For a second, I thought we’d done it – I thought we’d found the first anglosphere news story that gives you no clue whatsoever about where it happened.

Comedian Celeste Barber, nationality unspecified, has made fun of influencer Adelina Lazarova, nationality unspecified, in a parody video following a storm over Barber’s mocking of model Emily Ratajkowski, nationality unspecified. And where did all this happen? That remains unspecified.
Lazarova was being mocked for backflipping out of a convertible Lamborghini in high heels on social media, and Ratajkowski was being teased over a seductive bikini videoclip, so the real answer to the question “where did this happen” is, of course, “on the internet”. Nonetheless, we have a Russian-born, Emirates-based influencer doing gymnastics (in New York, as it happens) and a British-born American model famous for her globetrotting, and finally we seem to be floating free in the borderless kingdom of online news …

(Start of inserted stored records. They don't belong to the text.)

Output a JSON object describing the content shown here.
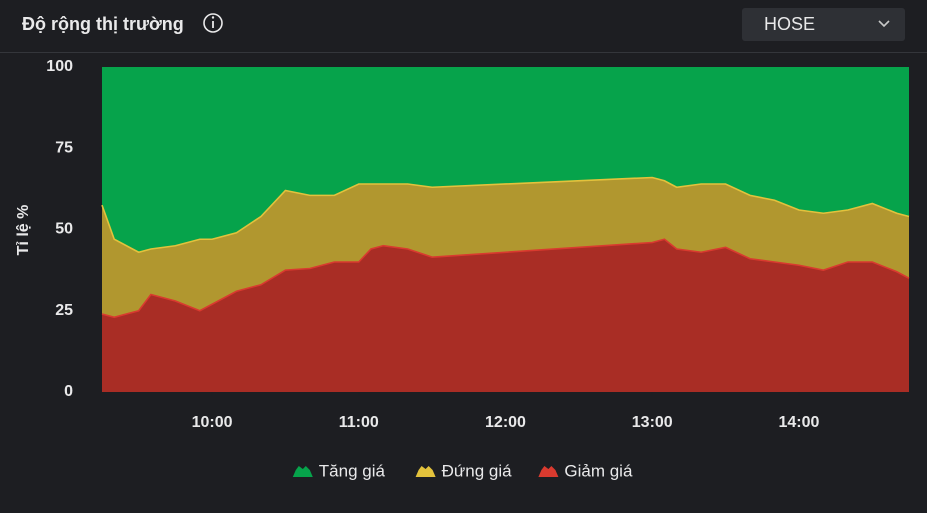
{
  "chart_data": {
    "type": "stacked-area",
    "title": "Độ rộng thị trường",
    "selector": "HOSE",
    "y_label": "Tỉ lệ %",
    "x": [
      "09:15",
      "09:20",
      "09:30",
      "09:35",
      "09:45",
      "09:55",
      "10:00",
      "10:10",
      "10:20",
      "10:30",
      "10:40",
      "10:50",
      "11:00",
      "11:05",
      "11:10",
      "11:20",
      "11:30",
      "13:00",
      "13:05",
      "13:10",
      "13:20",
      "13:30",
      "13:40",
      "13:50",
      "14:00",
      "14:10",
      "14:20",
      "14:30",
      "14:40",
      "14:45"
    ],
    "series": [
      {
        "name": "Tăng giá",
        "color": "#06a34b",
        "values": [
          42.5,
          53,
          57,
          56,
          55,
          53,
          53,
          51,
          46,
          38,
          39.5,
          39.5,
          36,
          36,
          36,
          36,
          37,
          34,
          35,
          37,
          36,
          36,
          39.5,
          41,
          44,
          45,
          44,
          42,
          45,
          46
        ]
      },
      {
        "name": "Đứng giá",
        "color": "#e3c23c",
        "values": [
          33.5,
          24,
          18,
          14,
          17,
          22,
          20,
          18,
          21,
          24.5,
          22.5,
          20.5,
          24,
          20,
          19,
          20,
          21.5,
          20,
          18,
          19,
          21,
          19.5,
          19.5,
          19,
          17,
          17.5,
          16,
          18,
          18,
          19
        ]
      },
      {
        "name": "Giảm giá",
        "color": "#d93a2f",
        "values": [
          24,
          23,
          25,
          30,
          28,
          25,
          27,
          31,
          33,
          37.5,
          38,
          40,
          40,
          44,
          45,
          44,
          41.5,
          46,
          47,
          44,
          43,
          44.5,
          41,
          40,
          39,
          37.5,
          40,
          40,
          37,
          35
        ]
      }
    ],
    "stacked": true,
    "xlim": [
      "09:15",
      "14:45"
    ],
    "xticks": [
      "10:00",
      "11:00",
      "12:00",
      "13:00",
      "14:00"
    ],
    "ylim": [
      0,
      100
    ],
    "yticks": [
      0,
      25,
      50,
      75,
      100
    ],
    "grid": false,
    "legend": "bottom"
  }
}
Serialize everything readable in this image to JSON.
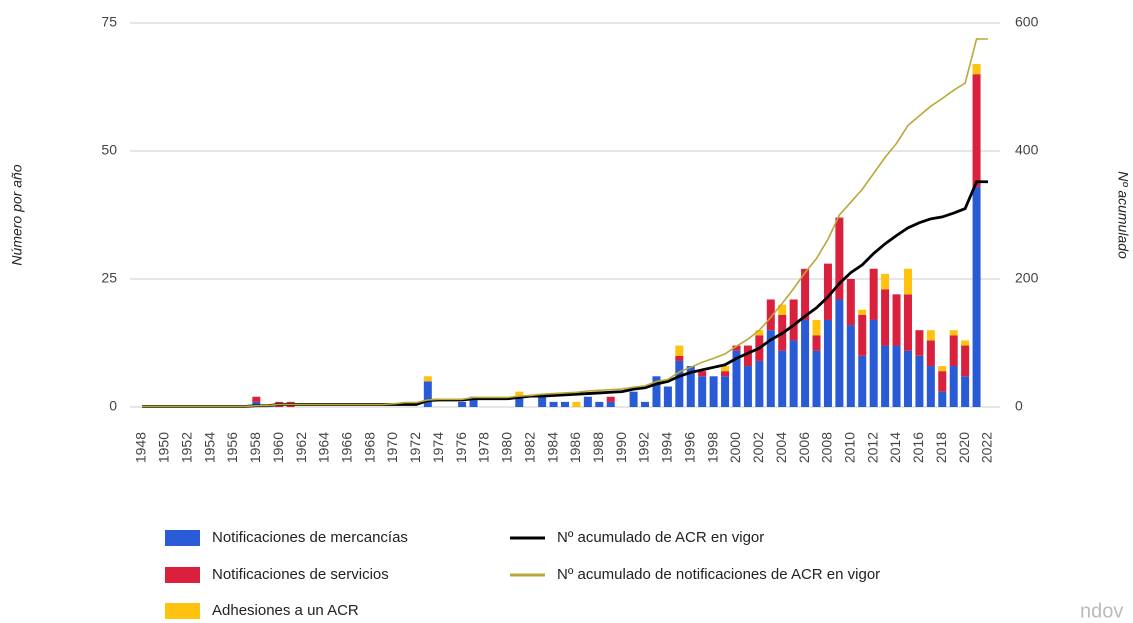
{
  "chart_data": {
    "type": "bar",
    "categories": [
      "1948",
      null,
      "1950",
      null,
      "1952",
      null,
      "1954",
      null,
      "1956",
      null,
      "1958",
      null,
      "1960",
      null,
      "1962",
      null,
      "1964",
      null,
      "1966",
      null,
      "1968",
      null,
      "1970",
      null,
      "1972",
      null,
      "1974",
      null,
      "1976",
      null,
      "1978",
      null,
      "1980",
      null,
      "1982",
      null,
      "1984",
      null,
      "1986",
      null,
      "1988",
      null,
      "1990",
      null,
      "1992",
      null,
      "1994",
      null,
      "1996",
      null,
      "1998",
      null,
      "2000",
      null,
      "2002",
      null,
      "2004",
      null,
      "2006",
      null,
      "2008",
      null,
      "2010",
      null,
      "2012",
      null,
      "2014",
      null,
      "2016",
      null,
      "2018",
      null,
      "2020",
      null,
      "2022"
    ],
    "series": [
      {
        "name": "Notificaciones de mercancías",
        "color": "#2a5bd7",
        "values": [
          0,
          0,
          0,
          0,
          0,
          0,
          0,
          0,
          0,
          0,
          1,
          0,
          0,
          0,
          0,
          0,
          0,
          0,
          0,
          0,
          0,
          0,
          0,
          0,
          0,
          5,
          0,
          0,
          1,
          2,
          0,
          0,
          0,
          2,
          0,
          2,
          1,
          1,
          0,
          2,
          1,
          1,
          0,
          3,
          1,
          6,
          4,
          9,
          8,
          6,
          6,
          6,
          11,
          8,
          9,
          15,
          11,
          13,
          17,
          11,
          17,
          21,
          16,
          10,
          17,
          12,
          12,
          11,
          10,
          8,
          3,
          8,
          6,
          43,
          0
        ]
      },
      {
        "name": "Notificaciones de servicios",
        "color": "#d9213d",
        "values": [
          0,
          0,
          0,
          0,
          0,
          0,
          0,
          0,
          0,
          0,
          1,
          0,
          1,
          1,
          0,
          0,
          0,
          0,
          0,
          0,
          0,
          0,
          0,
          0,
          0,
          0,
          0,
          0,
          0,
          0,
          0,
          0,
          0,
          0,
          0,
          0,
          0,
          0,
          0,
          0,
          0,
          1,
          0,
          0,
          0,
          0,
          0,
          1,
          0,
          1,
          0,
          1,
          1,
          4,
          5,
          6,
          7,
          8,
          10,
          3,
          11,
          16,
          9,
          8,
          10,
          11,
          10,
          11,
          5,
          5,
          4,
          6,
          6,
          22,
          0
        ]
      },
      {
        "name": "Adhesiones a un ACR",
        "color": "#ffc20e",
        "values": [
          0,
          0,
          0,
          0,
          0,
          0,
          0,
          0,
          0,
          0,
          0,
          0,
          0,
          0,
          0,
          0,
          0,
          0,
          0,
          0,
          0,
          0,
          0,
          0,
          0,
          1,
          0,
          0,
          0,
          0,
          0,
          0,
          0,
          1,
          0,
          0,
          0,
          0,
          1,
          0,
          0,
          0,
          0,
          0,
          0,
          0,
          0,
          2,
          0,
          0,
          0,
          1,
          0,
          0,
          1,
          0,
          2,
          0,
          0,
          3,
          0,
          0,
          0,
          1,
          0,
          3,
          0,
          5,
          0,
          2,
          1,
          1,
          1,
          2,
          0
        ]
      },
      {
        "name": "Nº acumulado de ACR en vigor",
        "color": "#000000",
        "axis": "y2",
        "type": "line",
        "values": [
          1,
          1,
          1,
          1,
          1,
          1,
          1,
          1,
          1,
          1,
          2,
          2,
          4,
          4,
          4,
          4,
          4,
          4,
          4,
          4,
          4,
          4,
          4,
          4,
          4,
          10,
          11,
          11,
          11,
          13,
          13,
          13,
          13,
          15,
          17,
          17,
          18,
          19,
          20,
          21,
          22,
          23,
          24,
          28,
          30,
          36,
          40,
          48,
          54,
          58,
          62,
          66,
          76,
          84,
          92,
          105,
          115,
          128,
          142,
          155,
          172,
          193,
          210,
          222,
          240,
          255,
          268,
          280,
          288,
          294,
          297,
          303,
          310,
          352,
          352
        ]
      },
      {
        "name": "Nº acumulado de notificaciones de ACR en vigor",
        "color": "#b8a83a",
        "axis": "y2",
        "type": "line",
        "values": [
          1,
          1,
          1,
          1,
          1,
          1,
          1,
          1,
          1,
          1,
          2,
          2,
          4,
          4,
          4,
          4,
          4,
          4,
          4,
          4,
          4,
          4,
          5,
          7,
          7,
          11,
          12,
          12,
          12,
          15,
          15,
          15,
          15,
          17,
          18,
          20,
          21,
          22,
          23,
          25,
          26,
          27,
          28,
          31,
          33,
          40,
          43,
          55,
          62,
          70,
          76,
          83,
          95,
          106,
          120,
          140,
          162,
          185,
          210,
          232,
          262,
          300,
          320,
          340,
          365,
          390,
          412,
          440,
          455,
          470,
          482,
          495,
          506,
          575,
          575
        ]
      }
    ],
    "ylabel": "Número por año",
    "y2label": "Nº acumulado",
    "ylim": [
      0,
      75
    ],
    "yticks": [
      0,
      25,
      50,
      75
    ],
    "y2lim": [
      0,
      600
    ],
    "y2ticks": [
      0,
      200,
      400,
      600
    ],
    "stacked": true,
    "grid": true,
    "legend": "bottom",
    "watermark": "ndov"
  }
}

Except that there are still one or two clues to bring us back to earth. That “copping” in the headline: that’s redolent of a certain southern-hemisphere flavour of English. And further down, it is reported that Barber is about to tour Australia. Why would that be of interest to anyone except people living in … ah, yes. A closer squint at the byline, in Mail Online’s pale, self-effacing font, confirms it: “By Caleb Taylor for Daily Mail Australia”. The reason that Barber’s location isn’t stated in the piece is not because it doesn’t matter any more – “hey, a story’s a story!” – but because she doesn’t need to be identified to an Australian audience. This is a case of the Mail trying to sound Australian, not trying to sound stateless.
But still, with regard to the Five W’s of reporting, this is the first anglosphere news piece I’ve seen that doesn’t make any explicit effort to answer the question “where?”. Indeed, if there hadn’t been a passing reference to Lazarova’s showing-off taking place in the US, there wouldn’t have been a geographical locator anywhere in the text. And, you might argue, in cases like this there doesn’t need to be: if the news (OK, “news”) happens on Instagram, then it happens everywhere at once. The mainstream media is hesitantly becoming stateless, expanding into markets bounded only by language, but social media doesn’t even have that constraint: you can sign up to all three protagonists’ accounts in a home-country native version of the app wherever you are. The only thing that may hold you back after that is the captions to Lazarova’s selfies, which are frequently in Cyrillic.
More anon
20 FebThis blog has always had an eye for an odd correction, and this one certainly seems a bit odd:
As we were discussing last time, social media, and the anonymity it affords, is starting to have a noticeable influence on the tone of traditional journalism. One aspect of this is that news is starting to sound slightly less serious, as substantial stories are sourced from revelations published by Twitter users with silly names. But in another respect, the prevalence of pseudonyms on web platforms – including, in most cases, news organisations’ own sites – means that news is also becoming more profoundly anonymous.
Of course, this is hardly a new concept for journalism: some of the biggest stories ever broken have relied on unidentified informants, from Deep Throat to the person who sold MPs’ expenses data to the Telegraph. But in cases like those, although the reader did not know who the source was, the reporter did: and the organisation always had some opportunity to weigh up its informant’s bona fides. In the old days, anonymous sourcing worked because of an implicit assurance offered by the newspaper: we cannot name this person, but you can trust them because we trust them.
The crucial difference between then and now is that, in the case of an online commenter or social media user, it is not always possible to offer that assurance. Indeed, it is likely in many cases that nobody in the news organisation – not the journalists, and probably not even the website administrator – really knows who they’re dealing with. Typically, to log in to a newspaper website and make a comment, you need only give a name (not necessarily your own), an email address (not necessarily one that identifies you), and a date of birth, which hardly narrows things down. Everything you need to join the debate can be arranged from scratch in five minutes without ever making a personal revelation. This is no vox pop conducted on the street, when a reporter stops you and asks you how to spell your name. In this new, deeper anonymity, whether below the line or on social media, your identity is well protected even from the journalist who is quoting you.
Of course, this article was only the Guardian’s “Comments of the Day” roundup, not a major investigation. And of course, many arguments have been advanced about the benefits of anonymity in online forums – the speech tends to be freer and the focus stays for longer on the ideas, rather than the people propounding them. And of course, it’s not factually correct to say LearningIsLife said something when he or she didn’t. But still, the sense of strangeness doesn’t entirely dissipate.
Sometimes, assigning the wrong quotation to the wrong person does make a big difference to understanding, as in this example:
But the correction of attribution between upwthitimustput and LearningIsLife is something that could only really matter to the contributors, not the readers. The audience can hardly be any the wiser as to the authority of the comment, or more informed about its antecedents, if both the contributors concerned are anonymous. And it’s even slightly difficult to understand what’s in it for the commenters themselves: if you’ve opted for anonymity, what does it matter if someone gets your alias wrong?